O presidente francês, Emmanuel Macron, fala durante a sessão plenária da Cimeira “África-França” em Montpellier, sul de França, em 8 de outubro de 2021. [Ludovic Marin/AFP via Getty Images]

Em 1977, quando o Djibuti conquistou a sua independência após 115 anos de brutal ocupação francesa, a era do colonialismo europeu na África tinha quase chegado ao fim. Restaram apenas pequenos enclaves ocupados pela Espanha e pela Grã-Bretanha.

Tal como outros colonizadores, a França não abandonou as suas antigas colónias antes de se certificar de que poderia explorar as suas riquezas e manter uma forma de autoridade sobre elas e, assim, aceder a todos os tipos de recursos naturais que não existem na Europa.

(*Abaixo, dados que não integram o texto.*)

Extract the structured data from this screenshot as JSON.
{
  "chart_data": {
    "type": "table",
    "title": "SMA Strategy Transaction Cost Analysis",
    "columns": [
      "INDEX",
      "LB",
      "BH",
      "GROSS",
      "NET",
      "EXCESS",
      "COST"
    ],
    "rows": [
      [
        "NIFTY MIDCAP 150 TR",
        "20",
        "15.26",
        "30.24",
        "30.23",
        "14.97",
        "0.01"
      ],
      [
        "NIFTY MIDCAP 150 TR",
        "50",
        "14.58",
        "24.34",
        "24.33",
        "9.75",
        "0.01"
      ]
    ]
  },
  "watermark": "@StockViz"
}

Ao abrigo de uma política não oficial conhecida como “Francafrica”, a França manteve laços com políticos e funcionários que colocou no poder nas suas antigas colónias após os movimentos de independência das décadas de 1950 e 1960. Esta política também se estendeu para incluir empresários a quem a França permitiu criar empresas e tornar-se parceiros comerciais trabalhando em benefício dos seus patrões em Paris.

Durante a sua era colonial, como outras, a França escravizou os seus súditos africanos, matou milhões deles e vendeu milhões de outros para o comércio de escravos. A França impôs a sua língua e cultura e manteve os africanos analfabetos e pobres. Antes de acabar com o seu colonialismo, implementou uma nova forma de controle; colonialismo econômico e político.

No início deste mês, dois analistas africanos disseram à BBC que “o registo histórico [da França] fornece alguma sustentalão para as queixas. O domínio colonial francês estabeleceu sistemas políticos concebidos para extrair recursos valiosos e, ao mesmo tempo, utilizar estratégias repressivas para manter o controle.” Eles também disseram que a França “forjou acordos de defesa que a levaram a intervir militarmente regularmente em nome de líderes pró-franceses impopulares para mantê-los no poder”.

A França ignorou completamente os povos  cujas riquezas vinha roubando. Assim, sempre que um líder ambicioso subiu na hierarquia e apelou à doação de uma parte razoável da riqueza de um país ao seu povo, ele foi derrubado ou morto.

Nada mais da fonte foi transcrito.